To the outside world, Sweden looked a free and easy place to live, she explained but in reality the country was moving more to the right and becoming a capitalist state. Sjöwall claimed that the country’s reputation of being some sort of “idealistic” state was nothing more than a “PR exercise” that clouded the fact that the country was lurching to the right.

She met Wahlöö while he was a journalist as she needed someone to translate Father Brown stories for the publishing house she was working for. She’d already been twice divorced when she met Wahlöö who was nine years her senior and already married. But he eventually left his wife and they lived together, producing two sons and 10 crime books.

They were influenced by writers like Chandler, Hammett, and Simenon, but she said they did not want to write like someone else. The aim was not to have just a hero but a team.

Ed McBain’s police procedural style was also an influence but Sjöwall told Child that it was not true that they copied him.

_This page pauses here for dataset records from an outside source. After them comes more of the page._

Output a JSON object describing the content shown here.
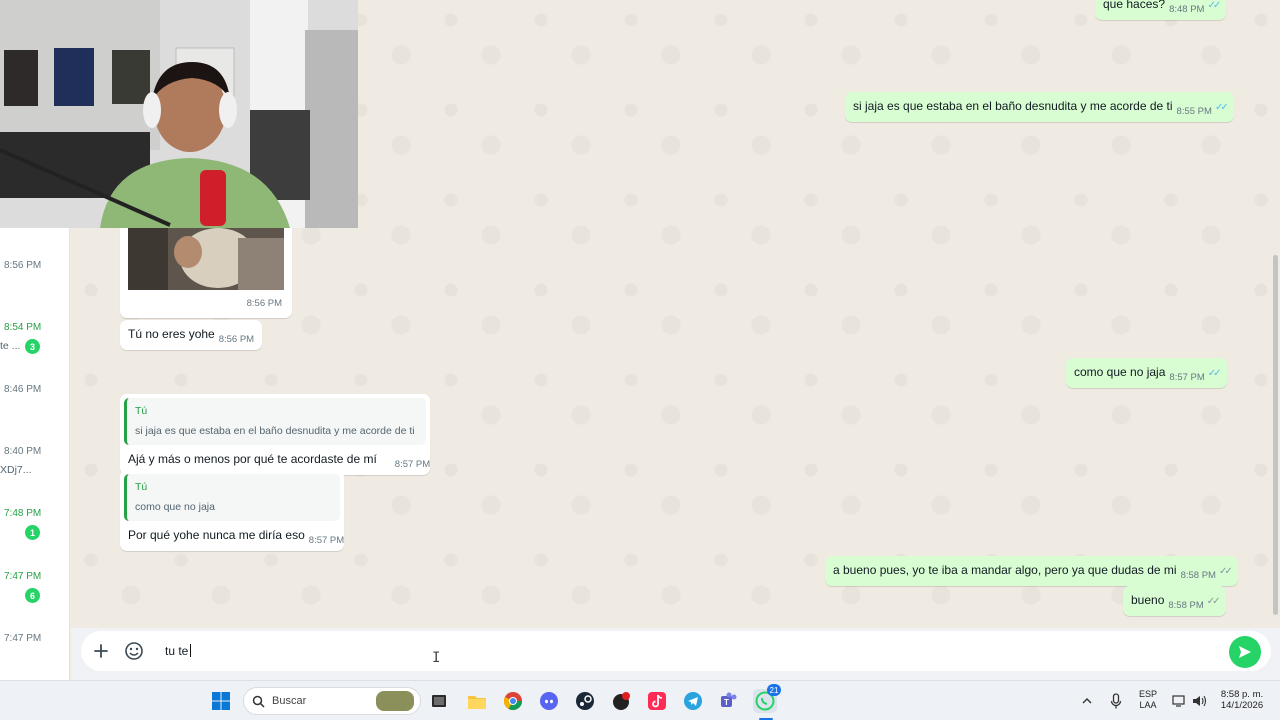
{
  "sidebar": {
    "rows": [
      {
        "time": "8:56 PM",
        "green": false,
        "snippet": "",
        "badge": ""
      },
      {
        "time": "8:54 PM",
        "green": true,
        "snippet": "te ...",
        "badge": "3"
      },
      {
        "time": "8:46 PM",
        "green": false,
        "snippet": "",
        "badge": ""
      },
      {
        "time": "8:40 PM",
        "green": false,
        "snippet": "XDj7...",
        "badge": ""
      },
      {
        "time": "7:48 PM",
        "green": true,
        "snippet": "",
        "badge": "1"
      },
      {
        "time": "7:47 PM",
        "green": true,
        "snippet": "",
        "badge": "6"
      },
      {
        "time": "7:47 PM",
        "green": false,
        "snippet": "",
        "badge": ""
      }
    ]
  },
  "messages": {
    "m0": {
      "text": "que haces?",
      "time": "8:48 PM"
    },
    "m1": {
      "text": "si jaja es que estaba en el baño desnudita y me acorde de ti",
      "time": "8:55 PM"
    },
    "m2": {
      "time": "8:56 PM"
    },
    "m3": {
      "text": "Tú no eres yohe",
      "time": "8:56 PM"
    },
    "m4": {
      "text": "como que no jaja",
      "time": "8:57 PM"
    },
    "m5": {
      "quote_author": "Tú",
      "quote_text": "si jaja es que estaba en el baño desnudita y me acorde de ti",
      "text": "Ajá y más o menos por qué te acordaste de mí",
      "time": "8:57 PM"
    },
    "m6": {
      "quote_author": "Tú",
      "quote_text": "como que no jaja",
      "text": "Por qué yohe nunca me diría eso",
      "time": "8:57 PM"
    },
    "m7": {
      "text": "a bueno pues, yo te iba a mandar algo, pero ya que dudas de mi",
      "time": "8:58 PM"
    },
    "m8": {
      "text": "bueno",
      "time": "8:58 PM"
    }
  },
  "composer": {
    "value": "tu te"
  },
  "taskbar": {
    "search_label": "Buscar",
    "whatsapp_badge": "21",
    "lang_line1": "ESP",
    "lang_line2": "LAA",
    "clock_time": "8:58 p. m.",
    "clock_date": "14/1/2026"
  },
  "colors": {
    "accent": "#25d366",
    "outgoing": "#d9fdd3",
    "incoming": "#ffffff",
    "read_ticks": "#53bdeb"
  }
}
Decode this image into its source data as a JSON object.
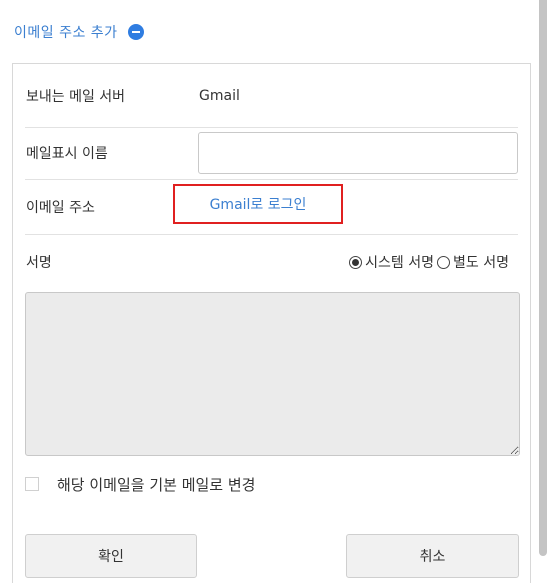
{
  "header": {
    "title": "이메일 주소 추가",
    "collapse_icon": "minus-circle-icon",
    "accent_color": "#2f7de1"
  },
  "form": {
    "mail_server": {
      "label": "보내는 메일 서버",
      "value": "Gmail"
    },
    "display_name": {
      "label": "메일표시 이름",
      "value": ""
    },
    "email_address": {
      "label": "이메일 주소",
      "login_link": "Gmail로 로그인",
      "highlight_color": "#e02020"
    },
    "signature": {
      "label": "서명",
      "options": [
        "시스템 서명",
        "별도 서명"
      ],
      "selected": "시스템 서명",
      "content": ""
    },
    "set_default": {
      "label": "해당 이메일을 기본 메일로 변경",
      "checked": false
    }
  },
  "buttons": {
    "confirm": "확인",
    "cancel": "취소"
  }
}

Most Swedish crime novelists at that time, according to Sjöwall, were “bourgeois” and did not write about policemen but characters who happen to stumble upon crime. Wahlöö, who was also a Marxist, wanted to do something different. He was keen to show a critique of Swedish society, using the police procedural format as the vehicle.

So they planned a book and allotted each other chapters.They would sit opposite each other writing into the night, having put their kids to bed.

Roseanna, their first collaboration, sold moderately well despite crime books not being a particularly popular genre in Sweden in those days. Martin Beck was the rather typical civil servant who was boring and dutiful, she said. She admitted that it was a gamble to have such a boring character, but the point was to show how real human beings work.

They were criticised for showing the private lives of policemen, something which would today sound odd as so many crime books are about romance. But she feels that the genre has in fact gone too much in this direction as the books seem to now over dwell on the personal lives of detectives.

Their fourth book together, The Laughing Policeman, won an Edgar Award in 1971 from the Mystery Writers of America for Best Novel and was later adapted into a film starring Walter Matthau.

Sjöwall and Wahlöö had only planned to write 10 crime books together although they saw it as one big novel about crime split into ten stories. The last book was completed before he died.

Child asked her whether they would have continued to write more had Wahlöö lived? Her answer was yes, although it would not have been about crime but about modern warships.

Since Wahlöö’s passing 40 years ago, she has collaborated with other authors from time to time, but she admitted in recent years she does not like to sit on her own to write. “It’s too lonesome. So I write short stories or articles, poetry and texts for my friends. I write when I have an idea but I won’t be publishing again.”

When asked by Child why she thought Nordic Noir was so popular? She said, “I don’t know, it’s not that fantastic.”